Flash Boys: A Wall Street Revolt by Michael Lewis
My rating: 5 of 5 stars
This book is really the story of why and how IEX was created. Humans made bad decisions. So, to protect people from other people, we moved the operation of the stock market to being run by computers. The natural consequence was for people to game the system with computer code. Rather than stay vigilant against new exploitations, we just redefined fair. The team behind IEX created it to eliminate these problems and establish a fair place for trading to occur.
About halfway through the book, I watched a commercial where an investment company touted their guaranteed one second trades. To the average person, this probably sounds amazing. The thing is that companies like this operate in milliseconds (1/1,000) and nanoseconds (1/1,000,000). Plus, they operate Dark Pools where the trade is obfuscated from independent review. Your trade could get executed where it benefits them and not you.

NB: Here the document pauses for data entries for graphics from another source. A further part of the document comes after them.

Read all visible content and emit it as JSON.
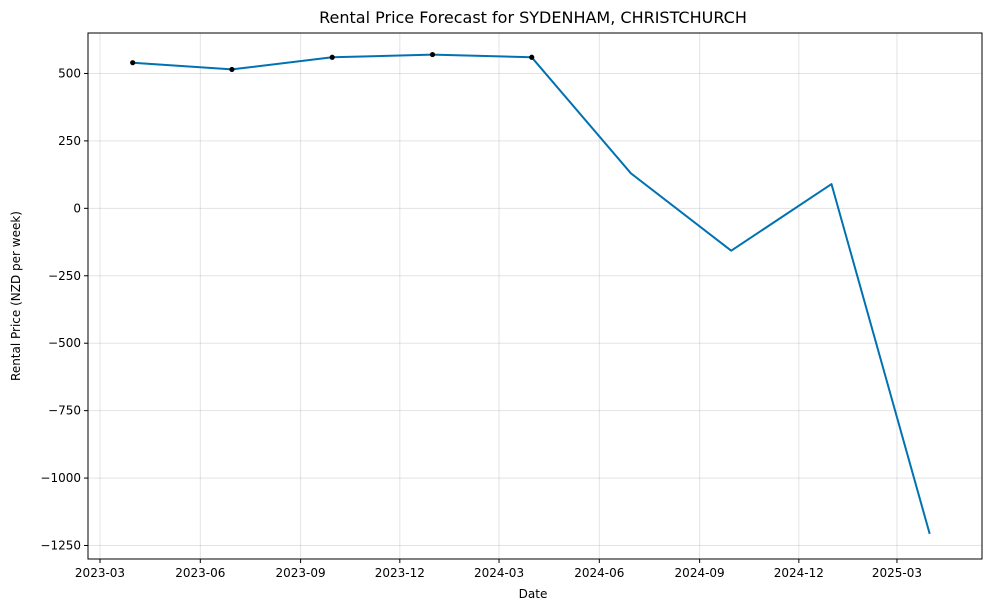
{
  "chart_data": {
    "type": "line",
    "title": "Rental Price Forecast for SYDENHAM, CHRISTCHURCH",
    "xlabel": "Date",
    "ylabel": "Rental Price (NZD per week)",
    "xlim": [
      "2023-02-18",
      "2025-05-18"
    ],
    "ylim": [
      -1300,
      650
    ],
    "x_ticks": [
      {
        "date": "2023-03-01",
        "label": "2023-03"
      },
      {
        "date": "2023-06-01",
        "label": "2023-06"
      },
      {
        "date": "2023-09-01",
        "label": "2023-09"
      },
      {
        "date": "2023-12-01",
        "label": "2023-12"
      },
      {
        "date": "2024-03-01",
        "label": "2024-03"
      },
      {
        "date": "2024-06-01",
        "label": "2024-06"
      },
      {
        "date": "2024-09-01",
        "label": "2024-09"
      },
      {
        "date": "2024-12-01",
        "label": "2024-12"
      },
      {
        "date": "2025-03-01",
        "label": "2025-03"
      }
    ],
    "y_ticks": [
      {
        "value": 500,
        "label": "500"
      },
      {
        "value": 250,
        "label": "250"
      },
      {
        "value": 0,
        "label": "0"
      },
      {
        "value": -250,
        "label": "−250"
      },
      {
        "value": -500,
        "label": "−500"
      },
      {
        "value": -750,
        "label": "−750"
      },
      {
        "value": -1000,
        "label": "−1000"
      },
      {
        "value": -1250,
        "label": "−1250"
      }
    ],
    "grid": true,
    "series": [
      {
        "color": "#0072b2",
        "x": [
          "2023-03-31",
          "2023-06-30",
          "2023-09-30",
          "2023-12-31",
          "2024-03-31",
          "2024-06-30",
          "2024-09-30",
          "2024-12-31",
          "2025-03-31"
        ],
        "y": [
          540,
          515,
          560,
          570,
          560,
          130,
          -157,
          90,
          -1207
        ]
      }
    ],
    "observed_points": {
      "color": "#000000",
      "x": [
        "2023-03-31",
        "2023-06-30",
        "2023-09-30",
        "2023-12-31",
        "2024-03-31"
      ],
      "y": [
        540,
        515,
        560,
        570,
        560
      ]
    }
  }
}
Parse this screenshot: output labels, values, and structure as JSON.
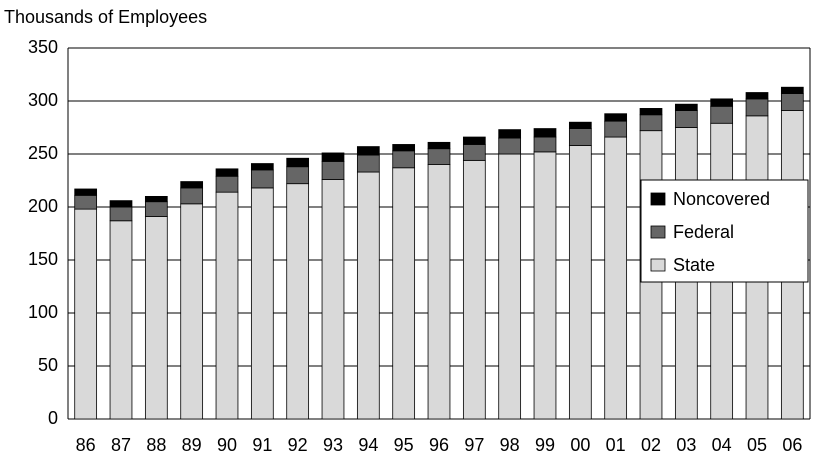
{
  "chart_data": {
    "type": "stacked_bar",
    "y_label": "Thousands of Employees",
    "categories": [
      "86",
      "87",
      "88",
      "89",
      "90",
      "91",
      "92",
      "93",
      "94",
      "95",
      "96",
      "97",
      "98",
      "99",
      "00",
      "01",
      "02",
      "03",
      "04",
      "05",
      "06"
    ],
    "series": [
      {
        "name": "State",
        "color": "#d9d9d9",
        "values": [
          198,
          187,
          191,
          203,
          214,
          218,
          222,
          226,
          233,
          237,
          240,
          244,
          250,
          252,
          258,
          266,
          272,
          275,
          279,
          286,
          291
        ]
      },
      {
        "name": "Federal",
        "color": "#666666",
        "values": [
          13,
          13,
          14,
          15,
          15,
          17,
          16,
          17,
          16,
          16,
          15,
          15,
          15,
          14,
          16,
          15,
          15,
          16,
          16,
          16,
          16
        ]
      },
      {
        "name": "Noncovered",
        "color": "#000000",
        "values": [
          6,
          6,
          5,
          6,
          7,
          6,
          8,
          8,
          8,
          6,
          6,
          7,
          8,
          8,
          6,
          7,
          6,
          6,
          7,
          6,
          6
        ]
      }
    ],
    "ylim": [
      0,
      350
    ],
    "yticks": [
      0,
      50,
      100,
      150,
      200,
      250,
      300,
      350
    ],
    "grid": true,
    "legend": "right"
  }
}
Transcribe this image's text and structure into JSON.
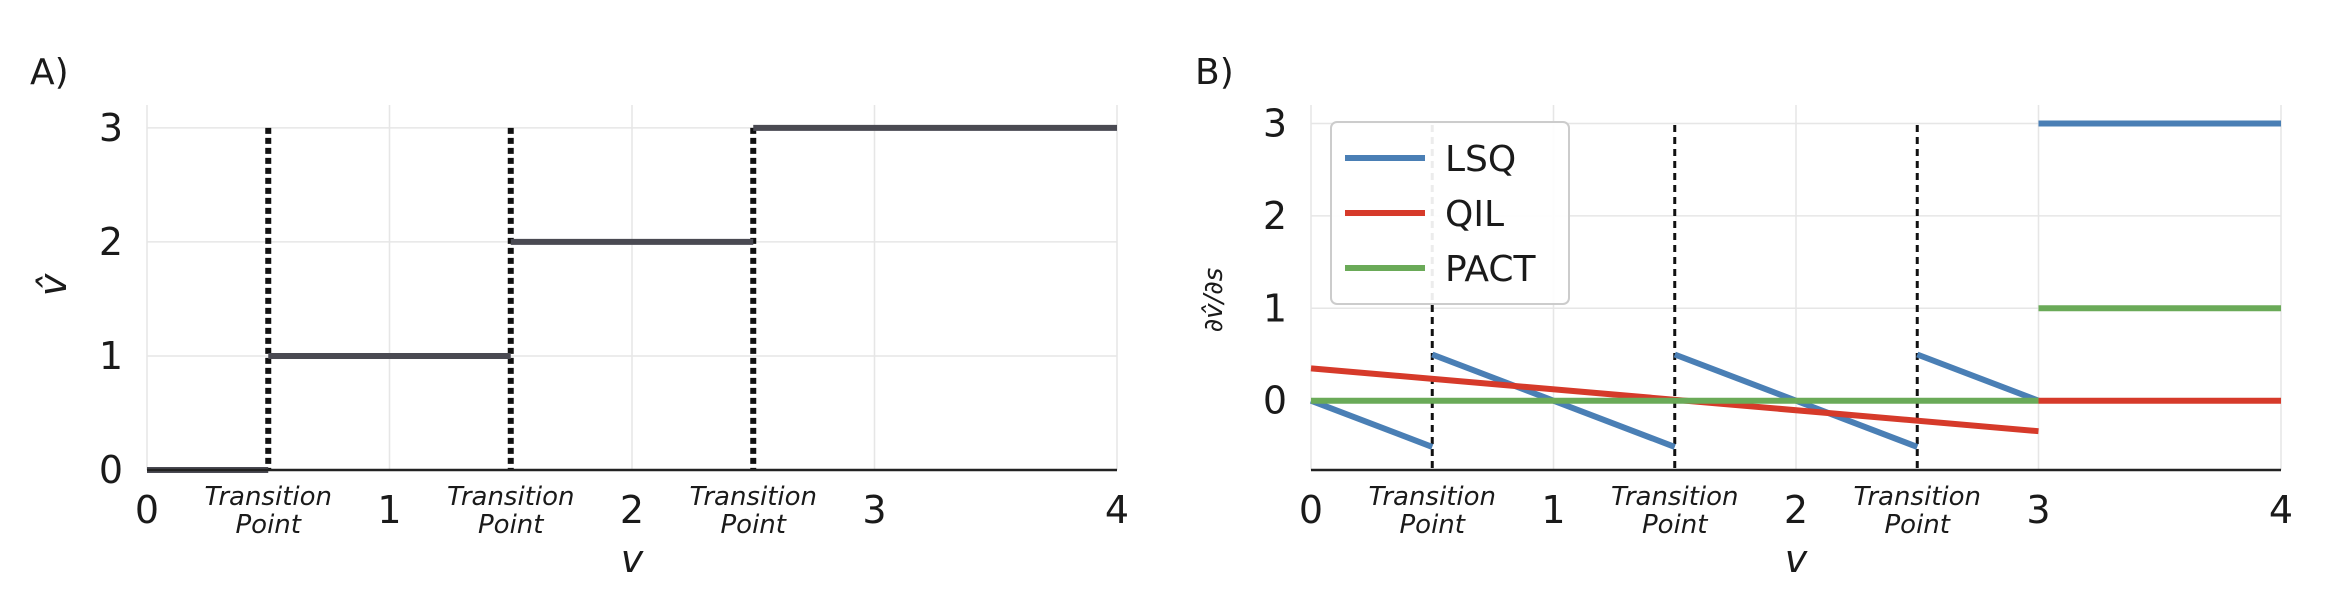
{
  "chart_data": [
    {
      "panel_label": "A)",
      "type": "line",
      "xlabel": "v",
      "ylabel": "v̂",
      "xlim": [
        0,
        4
      ],
      "ylim": [
        0,
        3.2
      ],
      "xticks": [
        0,
        1,
        2,
        3,
        4
      ],
      "yticks": [
        0,
        1,
        2,
        3
      ],
      "grid": true,
      "transition_points": [
        0.5,
        1.5,
        2.5
      ],
      "transition_label": [
        "Transition",
        "Point"
      ],
      "color": "#4a4a52",
      "series": [
        {
          "segments": [
            [
              [
                0,
                0
              ],
              [
                0.5,
                0
              ]
            ],
            [
              [
                0.5,
                1
              ],
              [
                1.5,
                1
              ]
            ],
            [
              [
                1.5,
                2
              ],
              [
                2.5,
                2
              ]
            ],
            [
              [
                2.5,
                3
              ],
              [
                4,
                3
              ]
            ]
          ]
        }
      ]
    },
    {
      "panel_label": "B)",
      "type": "line",
      "xlabel": "v",
      "ylabel": "∂v̂/∂s",
      "xlim": [
        0,
        4
      ],
      "ylim": [
        -0.75,
        3.2
      ],
      "xticks": [
        0,
        1,
        2,
        3,
        4
      ],
      "yticks": [
        0,
        1,
        2,
        3
      ],
      "grid": true,
      "transition_points": [
        0.5,
        1.5,
        2.5
      ],
      "transition_label": [
        "Transition",
        "Point"
      ],
      "legend_position": "top-left",
      "series": [
        {
          "name": "LSQ",
          "color": "#4a7fb5",
          "segments": [
            [
              [
                0,
                0
              ],
              [
                0.5,
                -0.5
              ]
            ],
            [
              [
                0.5,
                0.5
              ],
              [
                1.5,
                -0.5
              ]
            ],
            [
              [
                1.5,
                0.5
              ],
              [
                2.5,
                -0.5
              ]
            ],
            [
              [
                2.5,
                0.5
              ],
              [
                3,
                0
              ]
            ],
            [
              [
                3,
                3
              ],
              [
                4,
                3
              ]
            ]
          ]
        },
        {
          "name": "QIL",
          "color": "#d63a2a",
          "segments": [
            [
              [
                0,
                0.35
              ],
              [
                3,
                -0.33
              ]
            ],
            [
              [
                3,
                0
              ],
              [
                4,
                0
              ]
            ]
          ]
        },
        {
          "name": "PACT",
          "color": "#6aaa58",
          "segments": [
            [
              [
                0,
                0
              ],
              [
                3,
                0
              ]
            ],
            [
              [
                3,
                1
              ],
              [
                4,
                1
              ]
            ]
          ]
        }
      ]
    }
  ]
}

The overarching theme is that complexity and obfuscation created an environment where bad things can happen. As a technologist in education, I fight against this every day. We desire simplicity. Yet every change and especially those we execute without a good understanding of the business case creates complexity which will result in a failure. When no one fully understands how all the components work together, it exists to fail. Funnily enough, my team, the database administrators (really application administrators) sit at the intersection of the analysts, vendors, operating system admins, storage admins, network admins, and others. So this is familiar territory.
Zoran Perkov and Sergey Aleynikov are unsung heroes I am sure about whom I will spend more time reading.